Returning to John Heriot, he seems to have owned other properties in Sierra Valley as well, as in December of 1891, he bought a piece of property E. H. Miller, Jr. described as “Sw4 and sw4 of se4 Sec, 22, Tp. 22, R 15, E. M. D. M.” Later, it appears John Heriot sold this property to repeat buyer Charles A. Jones, recorded as “420 acres land in Tp 22 N, R 15 E.” From what I can find, Charles Jones was at one time an engineer on the Sierra Valley Railway, and built a two-story hotel in Clio in 1905, known as the “Jones Saloon” at Lot 4, Block 4, of that town.

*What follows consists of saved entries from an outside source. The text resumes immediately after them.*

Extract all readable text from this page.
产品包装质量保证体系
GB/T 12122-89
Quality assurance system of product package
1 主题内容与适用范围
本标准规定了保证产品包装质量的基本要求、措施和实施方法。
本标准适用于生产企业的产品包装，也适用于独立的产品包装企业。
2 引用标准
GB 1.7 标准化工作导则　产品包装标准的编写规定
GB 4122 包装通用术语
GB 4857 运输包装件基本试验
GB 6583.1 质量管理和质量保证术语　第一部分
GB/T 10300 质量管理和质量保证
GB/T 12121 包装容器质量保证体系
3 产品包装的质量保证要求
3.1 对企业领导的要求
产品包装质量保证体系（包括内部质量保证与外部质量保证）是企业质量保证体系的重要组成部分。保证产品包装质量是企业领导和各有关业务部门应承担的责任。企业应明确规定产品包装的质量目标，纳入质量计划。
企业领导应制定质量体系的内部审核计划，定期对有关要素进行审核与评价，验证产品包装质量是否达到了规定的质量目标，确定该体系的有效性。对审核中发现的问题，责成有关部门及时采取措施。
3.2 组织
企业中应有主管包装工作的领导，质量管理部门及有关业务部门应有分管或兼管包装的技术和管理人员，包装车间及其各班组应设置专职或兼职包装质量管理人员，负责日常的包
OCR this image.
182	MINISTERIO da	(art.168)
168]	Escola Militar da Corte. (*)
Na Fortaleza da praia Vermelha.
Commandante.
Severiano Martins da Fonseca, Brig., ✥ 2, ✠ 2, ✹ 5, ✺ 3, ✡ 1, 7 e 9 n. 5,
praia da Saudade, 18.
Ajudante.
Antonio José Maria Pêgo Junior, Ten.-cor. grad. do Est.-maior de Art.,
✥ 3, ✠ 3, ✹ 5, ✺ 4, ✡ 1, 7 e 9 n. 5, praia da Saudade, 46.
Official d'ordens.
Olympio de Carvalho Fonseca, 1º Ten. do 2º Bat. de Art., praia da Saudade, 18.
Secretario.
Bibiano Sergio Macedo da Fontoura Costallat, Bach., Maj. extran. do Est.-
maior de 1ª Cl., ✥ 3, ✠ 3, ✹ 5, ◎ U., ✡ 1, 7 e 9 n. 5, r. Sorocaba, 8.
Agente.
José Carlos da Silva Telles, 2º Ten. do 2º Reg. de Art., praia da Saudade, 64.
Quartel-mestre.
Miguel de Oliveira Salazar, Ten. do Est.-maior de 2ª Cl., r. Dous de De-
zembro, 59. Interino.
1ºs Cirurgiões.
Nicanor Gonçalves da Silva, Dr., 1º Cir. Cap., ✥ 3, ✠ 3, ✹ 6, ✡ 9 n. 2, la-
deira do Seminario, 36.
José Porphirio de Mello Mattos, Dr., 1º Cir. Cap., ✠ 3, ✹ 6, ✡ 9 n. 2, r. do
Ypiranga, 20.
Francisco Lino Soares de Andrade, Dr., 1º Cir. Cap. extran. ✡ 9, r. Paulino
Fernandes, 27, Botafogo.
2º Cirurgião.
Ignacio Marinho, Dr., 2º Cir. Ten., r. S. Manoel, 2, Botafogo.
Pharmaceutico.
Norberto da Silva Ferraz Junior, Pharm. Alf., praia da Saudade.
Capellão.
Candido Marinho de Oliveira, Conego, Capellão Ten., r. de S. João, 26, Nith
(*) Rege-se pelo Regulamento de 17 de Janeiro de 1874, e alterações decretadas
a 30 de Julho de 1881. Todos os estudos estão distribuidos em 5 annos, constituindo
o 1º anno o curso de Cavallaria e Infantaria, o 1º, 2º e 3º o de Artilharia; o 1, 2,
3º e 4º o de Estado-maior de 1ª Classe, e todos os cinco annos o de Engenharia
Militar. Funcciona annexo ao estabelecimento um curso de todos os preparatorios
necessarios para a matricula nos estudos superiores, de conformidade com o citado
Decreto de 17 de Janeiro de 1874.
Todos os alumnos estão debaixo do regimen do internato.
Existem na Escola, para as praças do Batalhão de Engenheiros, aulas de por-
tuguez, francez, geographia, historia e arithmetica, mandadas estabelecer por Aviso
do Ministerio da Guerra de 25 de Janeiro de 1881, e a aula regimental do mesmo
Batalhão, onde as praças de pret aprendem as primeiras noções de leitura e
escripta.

The earliest mention I could find of the name “Heriot Lane” appearing at the Plumas County side of the road comes from the Feather River Bulletin of September 30, 1926. It was reported “Supervisor Allen J. Long was at Beckwith Wednesday. He had been repairing some bridges in the Heriot lane, with lumber obtained from the Clover Valley Lumber Company without charge, the same having been left over when the high trestle was built north of the Maple ranch. A clear gain to Plumas County.” When and why the sign was written as “Harriet Lane” at the Plumas County side, I do not know. Birdwatching has been a popular activity for many years along Heriot Lane. Locals may know the road as the place to test out the speed capabilities of a new vehicle, or as a shortcut between Highway 49 in Sierra County and Highway 70 in Plumas County.